The activities of the border control staff at the ports needs to be raised - they cannot just stand by and watch as lorries drive past with no check, every vehicle should be checked perhaps by using dogs to sniff out those hiding and that must continue at a VERY high level until the would be immigrants realise that they stand no chance of getting through......

Once detected they should be put on a ship offshore and then returned to Africa - if such a policy was the consequence few would risk it......

Dave


----------



## Zebedee (Oct 3, 2007)

> Penquin said:- The activities of the border control staff at the ports needs to be raised -* they cannot just stand by and watch as lorries drive past with no check*,


They can if they are French Dave!

Every one they fail to detect is another problem solved! :roll:

Dave


----------



## rayc (Jun 3, 2008)

> Zebedee said:
> 
> 
> > > Penquin said:- The activities of the border control staff at the ports needs to be raised -* they cannot just stand by and watch as lorries drive past with no check*,
> ...


----------



## GEMMY (Jun 19, 2006)

It's printed in the DAILY WAIL must be a pack of lies eh?

tony


----------



## Penquin (Oct 15, 2007)

The Border Control Agency staff are all British employees, the French Gendarmes are virtually powerless as the would-be immigrants are apparently not committing a crime in wanting to move to the UK.

So who is going to take control?

The BCA are the ONLY ones who can, and watching them stand back and chat is infuriating to say the least - I am not surprised that lorry drivers of all nationalities are in an uproar -THEY are the ones whose vehicle potentially can be seized or at least delayed for hours......

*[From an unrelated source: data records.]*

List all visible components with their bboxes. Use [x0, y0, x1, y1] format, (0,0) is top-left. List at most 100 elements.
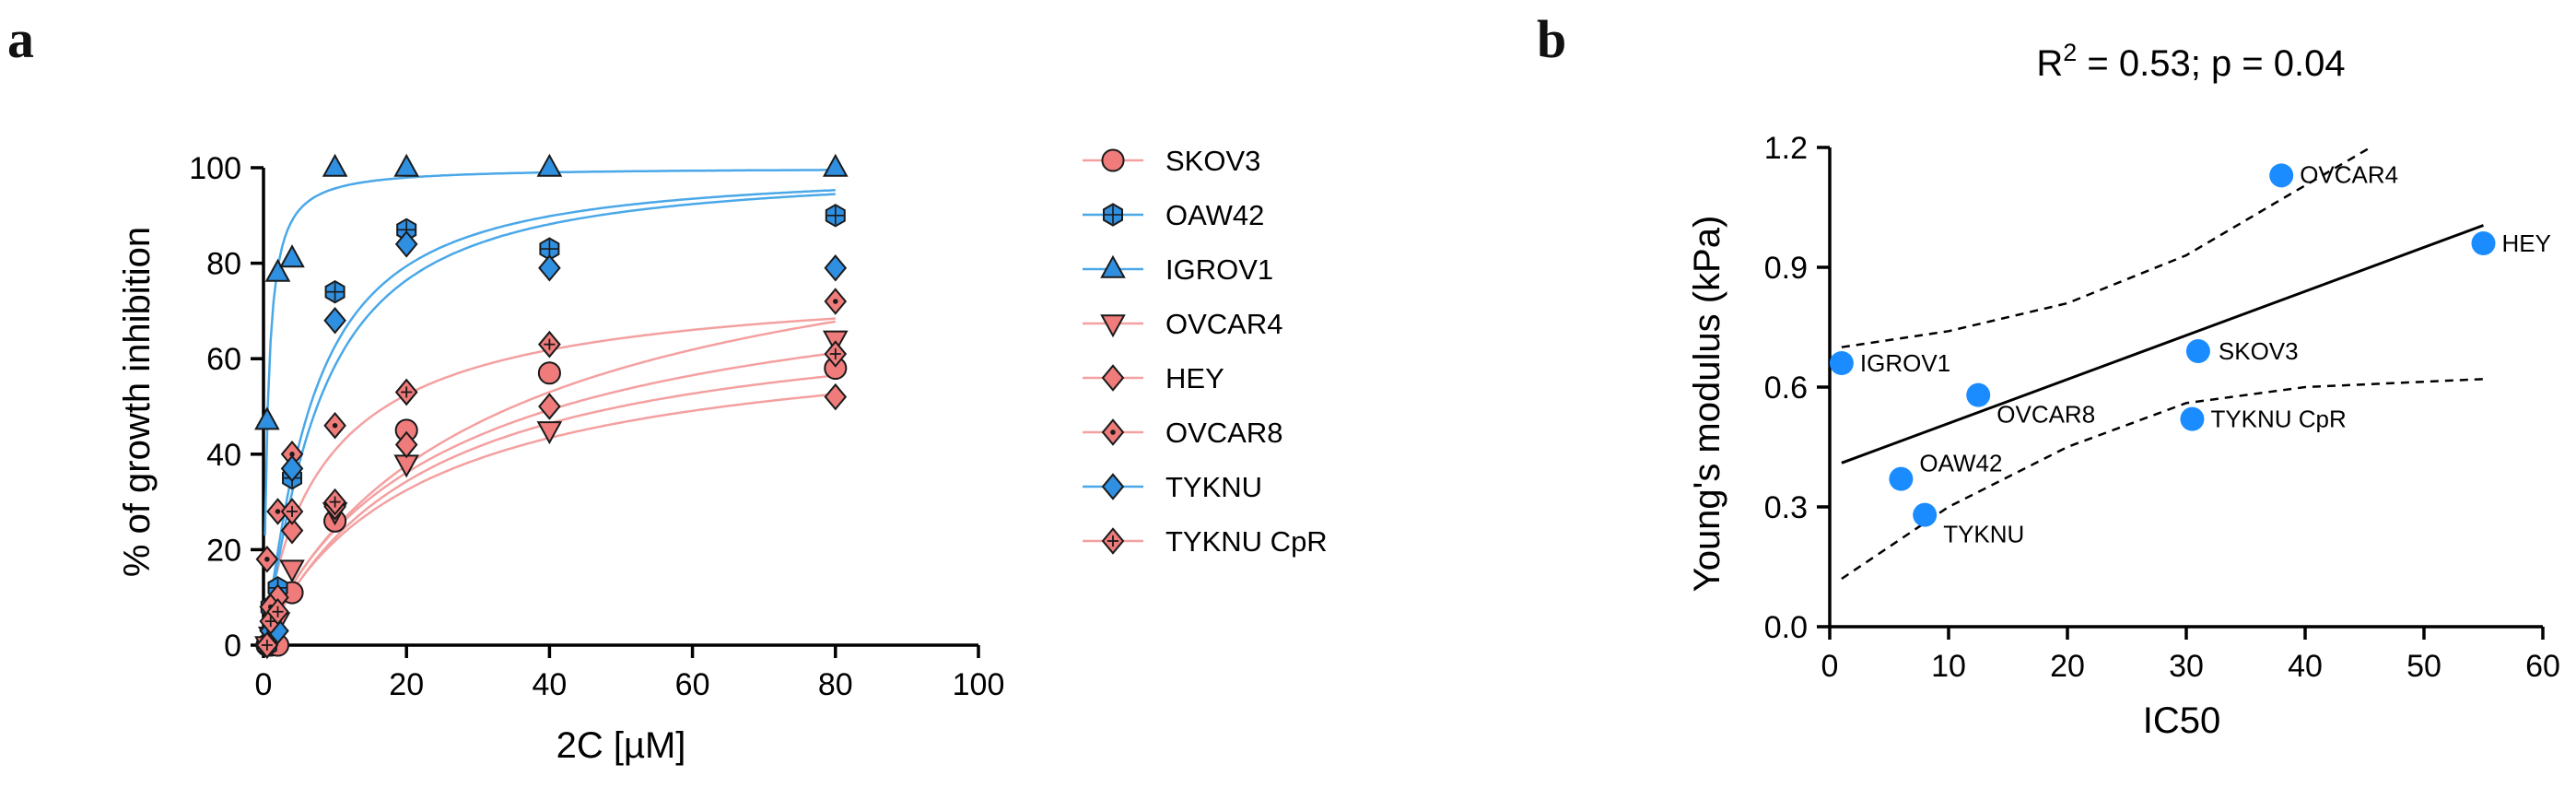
data-point-ovcar8-shape [833, 299, 838, 304]
chart-a-y-tick-label: 80 [206, 247, 241, 282]
data-point-tyknu [824, 254, 848, 282]
data-point-tyknu-shape [323, 306, 346, 335]
chart-b-axes: 0 10 20 30 40 50 60 0.0 0.3 0.6 0.9 1.2 [1764, 131, 2560, 684]
fit-curve-oaw42 [263, 189, 836, 639]
data-point-ovcar8-shape [332, 422, 338, 429]
data-point-tyknu-cpr [824, 340, 848, 368]
data-point-tyknu-shape [394, 230, 418, 258]
data-point-tyknu-shape [824, 254, 848, 282]
chart-b-correlation: R2 = 0.53; p = 0.04 0 10 20 30 40 50 600.00.30… [1687, 39, 2560, 741]
legend-marker [1101, 148, 1125, 172]
chart-b-stat-title: R2 = 0.53; p = 0.04 [2036, 39, 2345, 84]
legend-label: TYKNU CpR [1165, 525, 1328, 558]
data-point-ovcar4 [393, 454, 419, 478]
chart-a-y-tick-label: 100 [189, 151, 241, 186]
data-point-ovcar8 [255, 545, 279, 573]
legend-label: OVCAR8 [1165, 417, 1282, 449]
chart-a-y-tick-label: 60 [206, 342, 241, 377]
chart-b-x-tick-label: 40 [2288, 649, 2323, 684]
chart-b-stat-title-r: R [2036, 43, 2063, 84]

The attraction of the UK needs addressing but that is probably impossible as there is a VERY long history of how easy it is to get support and settle in the UK.....

the cuts that have taken place in Customs, Border Control Agency and many other associated staff weakens a poor service still further.......

Meanwhile we continue to give money to India, Pakistan and many other countries that don't want it and can't cancel it......

Dave


----------



## GEMMY (Jun 19, 2006)

Quote Penquin:

"Once detected they should be put on a ship offshore and then returned to Africa "




If I had said that, all and sundry would be jumping up and down :lol: :lol: :lol: 

Sounds good to me. 

More humane than pushing them out of a Hercules at 30,000 ft without a parachute

tony


----------



## pippin (Nov 15, 2007)

I am amused by the last paragraph in the newspaper article:

Migrants have also risked their lives by smuggling themselves into refrigerated lorries, clinging to the axles of HGVs and even aboard a *cargo of coffins*.

That's a dead good way of getting into the UK :lol:

Shame they didn't bury them immediately :lol:


----------



## greygit (Apr 15, 2007)

pippin said:


> I am amused by the last paragraph in the newspaper article:
> 
> Migrants have also risked their lives by smuggling themselves into refrigerated lorries, clinging to the axles of HGVs and even aboard a *cargo of coffins*.
> 
> ...


What was that about Ukip supporters being Grumpy, frightened old men?


----------



## GEMMY (Jun 19, 2006)

Don't call that grumpy, it's calling for positive action, whether shipping, burying or pushing out of planes :lol: :lol: :lol: 

The only one here, is old grumpy grey git

tony


----------



## pippin (Nov 15, 2007)

Greygit - How dare you accuse me of being a UKIP supporter! [-X 

I am happy about the "grumpy, frightened old man" bit, although the truth does hurt


----------



## barryd (May 9, 2008)

Why would we ship then all to Africa? All the ones I have seen are from Iraq and Afghanistan which is Fubared now since we bombed the sh1t out of it.

I agree with Dave on one point though its ludicrous fining hgv drivers unless it can be proved without doubt they are knowingly trafficking.


----------



## greygit (Apr 15, 2007)

GEMMY said:


> Don't call that grumpy, it's calling for positive action, whether shipping, burying or pushing out of planes :lol: :lol: :lol:
> 
> The only one here, is old grumpy grey git
> 
> tony


So killing people (even in jest) who have been through horrific experiences is a fun thing to do is it Gemmy?

Ever thought of getting help?

Mind you if you had said the target was right wingers, then that would be funny.


----------



## GEMMY (Jun 19, 2006)

Well, there you go.

How many coffin smugglers can I put you down for, :wink:


----------